Shap-Select: Lightweight Feature Selection Using SHAP Values and Regression

Egor Kraev,Baran Koseoglu,Luca Traverso,Mohammed Topiwalla
2024-10-09
Abstract:Feature selection is an essential process in machine learning, especially when dealing with high-dimensional datasets. It helps reduce the complexity of machine learning models, improve performance, mitigate overfitting, and decrease computation time. This paper presents a novel feature selection framework, shap-select. The framework conducts a linear or logistic regression of the target on the Shapley values of the features, on the validation set, and uses the signs and significance levels of the regression coefficients to implement an efficient heuristic for feature selection in tabular regression and classification tasks. We evaluate shap-select on the Kaggle credit card fraud dataset, demonstrating its effectiveness compared to established methods such as Recursive Feature Elimination (RFE), HISEL (a mutual information-based feature selection method), Boruta and a simpler Shapley value-based method. Our findings show that shap-select combines interpretability, computational efficiency, and performance, offering a robust solution for feature selection.
Machine Learning
What problem does this paper attempt to address?

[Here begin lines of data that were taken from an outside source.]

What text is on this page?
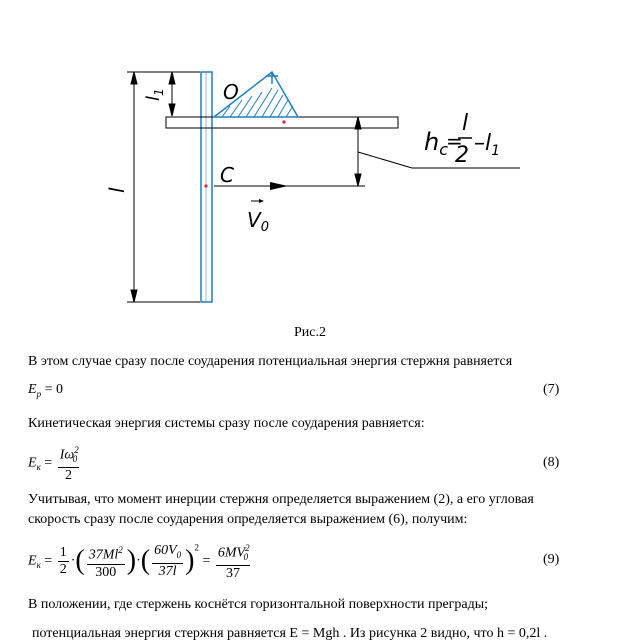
l
$l_1$	O
C
$V_0$
$h_c$
=
l
2 $-l_1$
Рис.2

В этом случае сразу после соударения потенциальная энергия стержня равняется

$E_p = 0$	(7)

Кинетическая энергия системы сразу после соударения равняется:

$E_к = \frac{I\omega^2_0}{2}$	(8)

Учитывая, что момент инерции стержня определяется выражением (2), а его угловая

скорость сразу после соударения определяется выражением (6), получим:

$E_к = \frac{1}{2}$ ·( $\frac{37Ml^2}{300}$ )·( $\frac{60V_0}{37l} )^2 = \frac{6MV^2_0}{37}$	(9)

В положении, где стержень коснётся горизонтальной поверхности преграды;

потенциальная энергия стержня равняется E = Mgh . Из рисунка 2 видно, что h = 0,2l .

The paper attempts to address the problem of effective feature selection in high-dimensional datasets. Specifically, the authors propose a new feature selection framework called shap-select, which combines SHAP values (Shapley Additive Explanations) and statistical significance testing. The aim is to improve the efficiency, interpretability, and performance of feature selection. The paper mentions that existing feature selection methods face issues such as high computational complexity, potential noise introduction, and overfitting when dealing with high-dimensional datasets. These issues are particularly prominent in fields like healthcare, finance, and bioinformatics. Shap-select addresses these problems by performing linear or logistic regression on the SHAP values of the target variable and features on a validation set, and efficiently filtering features based on the sign and significance level of the regression coefficients. To validate the effectiveness of shap-select, the authors conducted experiments on the Kaggle credit card fraud detection dataset, comparing shap-select with existing methods such as Recursive Feature Elimination (RFE), HISEL (a mutual information-based feature selection method), and Boruta. The experimental results show that shap-select maintains high model performance while having lower computational costs, effectively reducing the number of features and improving the interpretability and predictive performance of the model.